3. Choose epsilon carefully: When searching for maximum/minimum in continuous functions, the epsilon (precision) value affects both accuracy and runtime.
4. Consider binary search first: For simple element search in arrays, binary search often performs better in practice.
5. Avoid floating-point precision issues: When working with continuous functions, be aware of floating-point precision limitations.

Summary

Ternary Search is a powerful algorithm that divides the search space into three parts at each step. While it's theoretically faster than binary search in terms of the number of iterations (O(log₃ n) vs O(log₂ n)), it requires more comparisons per iteration.

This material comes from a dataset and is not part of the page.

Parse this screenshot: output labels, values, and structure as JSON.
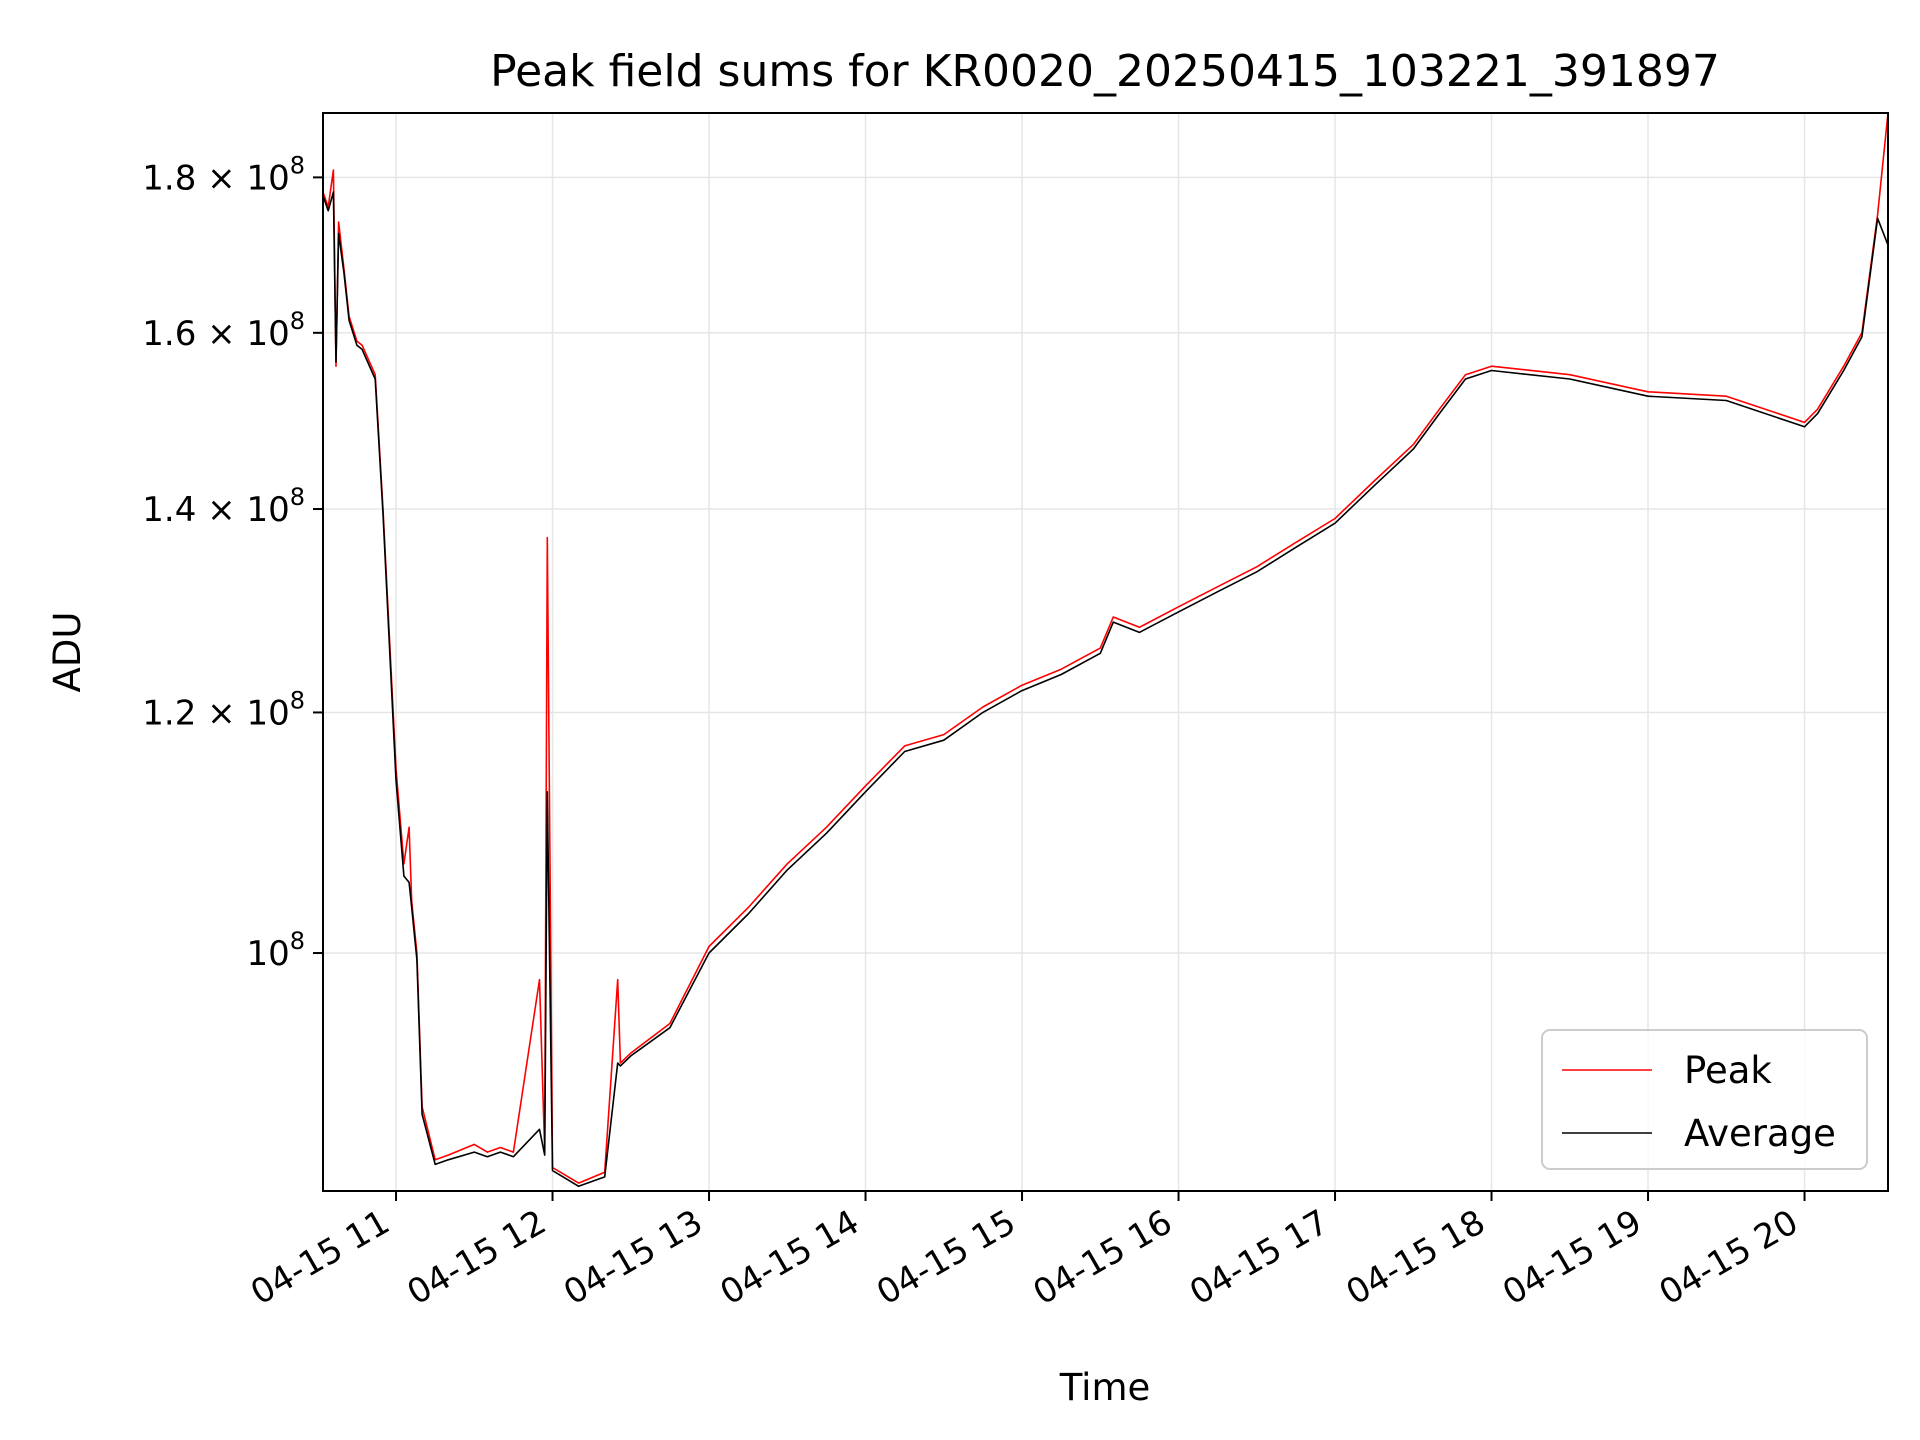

Its real strength lies in optimization problems where we need to find the maximum or minimum value of a unimodal function. In these scenarios, ternary search provides an efficient approach that converges quickly to the optimal solution.

Exercises for Practice

1. Implement ternary search in your favorite programming language to find an element in a sorted array.
2. Modify the ternary search algorithm to find the maximum value in an array that first increases and then decreases.
3. Use ternary search to find the minimum of the function f(x) = x² + 4x + 4 in the range [-10, 10].
4. Implement a ternary search to find the point where two monotonic functions intersect.
5. Compare the actual performance (execution time) of binary search vs. ternary search for different array sizes.

Additional Resources

• Introduction to Algorithms by Cormen, Leiserson, Rivest, and Stein
• Algorithms by Robert Sedgewick and Kevin Wayne
• CP-Algorithms: Ternary Search
• GeeksforGeeks: Ternary Search

By mastering Ternary Search, you've added another powerful technique to your algorithm toolkit. While it might not be as commonly used as Binary Search for simple element lookup, its applications in optimization problems make it an invaluable algorithm to understand.